- The Washington Times - Friday, September 16, 2022

A leading Biden administration cyber official is warning that the barriers to entry for cyberattackers seeking to influence elections have become “really low,” with the midterm elections looming less than two months away.

Geoff Hale, who leads the Cybersecurity and Infrastructure Security Agency’s Election Security Initiative, said undermining confidence in elections is so simple that he predicts many more adversaries will look for an opportunity to get involved.

“The playbook is out there, we’ll see more actors than ever,” Mr. Hale said at the Intelligence and National Security Summit in Maryland. “And we have to help our election officials, our election partners, posture to address this.”

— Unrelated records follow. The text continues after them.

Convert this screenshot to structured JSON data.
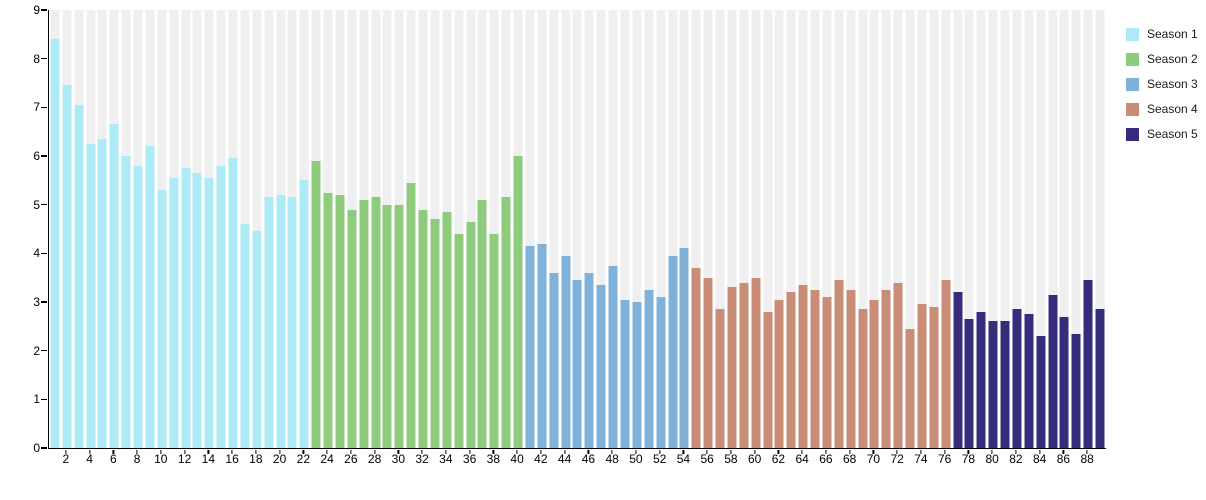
{
  "chart_data": {
    "type": "bar",
    "title": "",
    "xlabel": "",
    "ylabel": "",
    "x_unit": "episode",
    "x_range": [
      1,
      89
    ],
    "ylim": [
      0,
      9
    ],
    "grid": false,
    "plot_background": "#ffffff",
    "background_bars": {
      "height": 9,
      "color": "#efefef"
    },
    "axis_color": "#000000",
    "legend_position": "top-right",
    "yticks": [
      "0",
      "1",
      "2",
      "3",
      "4",
      "5",
      "6",
      "7",
      "8",
      "9"
    ],
    "xtick_labels": [
      "2",
      "4",
      "6",
      "8",
      "10",
      "12",
      "14",
      "16",
      "18",
      "20",
      "22",
      "24",
      "26",
      "28",
      "30",
      "32",
      "34",
      "36",
      "38",
      "40",
      "42",
      "44",
      "46",
      "48",
      "50",
      "52",
      "54",
      "56",
      "58",
      "60",
      "62",
      "64",
      "66",
      "68",
      "70",
      "72",
      "74",
      "76",
      "78",
      "80",
      "82",
      "84",
      "86",
      "88"
    ],
    "series": [
      {
        "name": "Season 1",
        "color": "#aceaf5",
        "first_episode": 1,
        "values": [
          8.4,
          7.45,
          7.05,
          6.25,
          6.35,
          6.65,
          6.0,
          5.8,
          6.2,
          5.3,
          5.55,
          5.75,
          5.65,
          5.55,
          5.8,
          5.95,
          4.6,
          4.45,
          5.15,
          5.2,
          5.15,
          5.5
        ]
      },
      {
        "name": "Season 2",
        "color": "#8ecb7c",
        "first_episode": 23,
        "values": [
          5.9,
          5.25,
          5.2,
          4.9,
          5.1,
          5.15,
          5.0,
          5.0,
          5.45,
          4.9,
          4.7,
          4.85,
          4.4,
          4.65,
          5.1,
          4.4,
          5.15,
          6.0
        ]
      },
      {
        "name": "Season 3",
        "color": "#80b1d8",
        "first_episode": 41,
        "values": [
          4.15,
          4.2,
          3.6,
          3.95,
          3.45,
          3.6,
          3.35,
          3.75,
          3.05,
          3.0,
          3.25,
          3.1,
          3.95,
          4.1
        ]
      },
      {
        "name": "Season 4",
        "color": "#c98c76",
        "first_episode": 55,
        "values": [
          3.7,
          3.5,
          2.85,
          3.3,
          3.4,
          3.5,
          2.8,
          3.05,
          3.2,
          3.35,
          3.25,
          3.1,
          3.45,
          3.25,
          2.85,
          3.05,
          3.25,
          3.4,
          2.45,
          2.95,
          2.9,
          3.45
        ]
      },
      {
        "name": "Season 5",
        "color": "#352c7b",
        "first_episode": 77,
        "values": [
          3.2,
          2.65,
          2.8,
          2.6,
          2.6,
          2.85,
          2.75,
          2.3,
          3.15,
          2.7,
          2.35,
          3.45,
          2.85
        ]
      }
    ]
  }
}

Influencing voters’ opinions and confidence in election outcomes is a primary concern for the government, but former intelligence officials said they are also worried about foreign adversaries’ attempts to interfere in the elections.

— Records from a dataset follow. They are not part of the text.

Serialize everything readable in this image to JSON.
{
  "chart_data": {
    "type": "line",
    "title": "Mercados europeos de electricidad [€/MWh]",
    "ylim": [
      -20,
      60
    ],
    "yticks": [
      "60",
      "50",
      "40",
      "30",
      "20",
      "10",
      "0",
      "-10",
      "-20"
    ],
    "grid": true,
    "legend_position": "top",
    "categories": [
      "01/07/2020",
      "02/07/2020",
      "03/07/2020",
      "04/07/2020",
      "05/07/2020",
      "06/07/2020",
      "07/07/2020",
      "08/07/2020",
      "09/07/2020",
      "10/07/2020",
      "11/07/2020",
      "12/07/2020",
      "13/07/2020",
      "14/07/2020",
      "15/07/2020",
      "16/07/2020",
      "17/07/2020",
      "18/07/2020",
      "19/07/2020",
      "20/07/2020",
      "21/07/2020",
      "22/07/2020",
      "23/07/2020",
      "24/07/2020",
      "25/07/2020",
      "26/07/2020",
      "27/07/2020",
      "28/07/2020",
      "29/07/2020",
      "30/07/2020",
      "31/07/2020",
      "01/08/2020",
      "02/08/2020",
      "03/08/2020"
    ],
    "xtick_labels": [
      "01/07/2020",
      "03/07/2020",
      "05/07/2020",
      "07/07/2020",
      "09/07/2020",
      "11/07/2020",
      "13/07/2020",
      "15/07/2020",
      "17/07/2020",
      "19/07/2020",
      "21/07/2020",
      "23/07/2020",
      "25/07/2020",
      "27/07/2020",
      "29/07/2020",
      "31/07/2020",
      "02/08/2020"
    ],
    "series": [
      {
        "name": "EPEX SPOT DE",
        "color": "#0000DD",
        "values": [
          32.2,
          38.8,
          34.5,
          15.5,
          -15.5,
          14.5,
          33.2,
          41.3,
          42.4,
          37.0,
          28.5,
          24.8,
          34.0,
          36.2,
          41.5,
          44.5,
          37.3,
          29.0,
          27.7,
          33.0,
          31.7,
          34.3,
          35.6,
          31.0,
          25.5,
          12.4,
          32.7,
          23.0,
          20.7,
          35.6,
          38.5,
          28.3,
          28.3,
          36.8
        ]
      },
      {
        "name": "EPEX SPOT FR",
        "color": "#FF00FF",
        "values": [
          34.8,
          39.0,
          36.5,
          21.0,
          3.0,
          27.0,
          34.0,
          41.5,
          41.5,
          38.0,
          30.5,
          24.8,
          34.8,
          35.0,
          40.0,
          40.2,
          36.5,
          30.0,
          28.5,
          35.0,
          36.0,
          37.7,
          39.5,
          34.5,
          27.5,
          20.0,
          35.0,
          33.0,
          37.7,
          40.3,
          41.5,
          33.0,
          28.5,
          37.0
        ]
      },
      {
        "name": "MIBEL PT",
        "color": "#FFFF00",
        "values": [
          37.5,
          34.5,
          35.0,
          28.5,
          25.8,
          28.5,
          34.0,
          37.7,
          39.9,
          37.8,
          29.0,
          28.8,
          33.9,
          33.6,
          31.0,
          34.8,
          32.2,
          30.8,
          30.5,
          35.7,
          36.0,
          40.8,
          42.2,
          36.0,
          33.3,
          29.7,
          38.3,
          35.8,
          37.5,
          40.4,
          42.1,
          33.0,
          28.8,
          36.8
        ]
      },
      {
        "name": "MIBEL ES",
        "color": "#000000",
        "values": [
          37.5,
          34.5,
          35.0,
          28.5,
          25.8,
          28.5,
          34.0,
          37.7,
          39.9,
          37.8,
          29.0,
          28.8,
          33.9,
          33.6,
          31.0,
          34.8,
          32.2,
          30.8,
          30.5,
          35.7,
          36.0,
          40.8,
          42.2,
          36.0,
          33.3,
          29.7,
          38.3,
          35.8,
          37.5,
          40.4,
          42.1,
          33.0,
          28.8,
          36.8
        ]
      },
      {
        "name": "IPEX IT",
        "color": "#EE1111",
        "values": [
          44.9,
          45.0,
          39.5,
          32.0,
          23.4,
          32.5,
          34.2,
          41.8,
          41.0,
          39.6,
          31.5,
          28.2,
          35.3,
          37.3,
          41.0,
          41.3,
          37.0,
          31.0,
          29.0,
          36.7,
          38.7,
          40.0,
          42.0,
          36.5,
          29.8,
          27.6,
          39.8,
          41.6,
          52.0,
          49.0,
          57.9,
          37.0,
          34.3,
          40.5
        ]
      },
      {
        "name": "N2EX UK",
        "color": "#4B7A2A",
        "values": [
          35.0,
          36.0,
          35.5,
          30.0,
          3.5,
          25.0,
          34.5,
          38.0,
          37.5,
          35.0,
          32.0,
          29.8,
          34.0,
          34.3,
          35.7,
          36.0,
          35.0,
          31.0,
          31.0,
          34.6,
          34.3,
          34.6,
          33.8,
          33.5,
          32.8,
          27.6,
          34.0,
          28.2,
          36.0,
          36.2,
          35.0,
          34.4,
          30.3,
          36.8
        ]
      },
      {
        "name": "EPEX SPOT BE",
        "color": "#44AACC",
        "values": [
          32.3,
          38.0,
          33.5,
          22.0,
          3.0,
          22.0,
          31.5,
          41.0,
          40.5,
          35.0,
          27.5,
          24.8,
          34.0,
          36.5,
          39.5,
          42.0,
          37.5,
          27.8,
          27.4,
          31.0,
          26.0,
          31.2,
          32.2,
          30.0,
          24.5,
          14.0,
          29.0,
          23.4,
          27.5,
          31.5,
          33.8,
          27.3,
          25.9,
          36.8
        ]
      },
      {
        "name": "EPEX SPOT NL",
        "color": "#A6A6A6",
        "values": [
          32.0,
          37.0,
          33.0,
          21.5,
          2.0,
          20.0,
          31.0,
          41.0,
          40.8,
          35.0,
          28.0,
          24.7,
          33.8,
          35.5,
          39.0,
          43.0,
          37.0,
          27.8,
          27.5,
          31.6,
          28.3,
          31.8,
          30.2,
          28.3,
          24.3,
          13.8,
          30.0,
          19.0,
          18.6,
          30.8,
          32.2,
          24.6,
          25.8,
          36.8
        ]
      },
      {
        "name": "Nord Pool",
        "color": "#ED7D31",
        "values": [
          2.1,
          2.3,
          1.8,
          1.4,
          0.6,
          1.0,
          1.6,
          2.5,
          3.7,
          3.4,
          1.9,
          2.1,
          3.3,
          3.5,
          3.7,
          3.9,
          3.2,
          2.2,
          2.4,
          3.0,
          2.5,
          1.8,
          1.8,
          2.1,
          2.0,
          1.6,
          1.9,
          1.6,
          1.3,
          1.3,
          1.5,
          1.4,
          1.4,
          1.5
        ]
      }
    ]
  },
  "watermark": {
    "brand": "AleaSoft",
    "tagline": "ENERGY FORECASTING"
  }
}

Glenn S. Gerstell, who retired from the government in 2020 after serving as the National Security Agency’s general counsel, said the threat of hackers looking to change votes is real but extremely unlikely to occur.

“It’s rather difficult to actually change vote totals, it’s very difficult to get involved in the Associated Press tabulation mechanism, which compiles, rolls up all the state totals,” Mr. Gerstell said at the summit on Friday. “So that’s pretty technically difficult, not impossible but pretty technically difficult, but not necessarily an easy target.”

For the upcoming midterm elections, the NSA and Cyber Command have activated their Election Security Group which has responsibility for disrupting foreign cyberattackers aiming to hack or interfere with elections. The group identifies attackers and then fights back by exposing them publicly, making their financial costs soar, and through other techniques.

Debora Plunkett, who left the NSA in 2016 after decades of federal service, cautioned that Americans must not forget about “domestic fringe actors” either. Ms. Plunkett formerly oversaw the NSA’s cyber defense, cryptography and information systems security missions and now advises electoral campaigns about cybersecurity threats.

“The American public is accustomed to us being concerned about Russia and China, we’ve been concerned about Russia and China and Iran forever,” Ms. Plunkett said at the summit. “The American public is not so accustomed to us being concerned about a next-door neighbor or a friend around the corner, or a colleague. And, to me, those are areas that we have got to be paying some attention to.”

Ms. Plunkett said Americans need to take responsibility for verifying the information they consume if they intend to take action on it. She stressed the need for individuals to think critically and encouraged Americans to vote.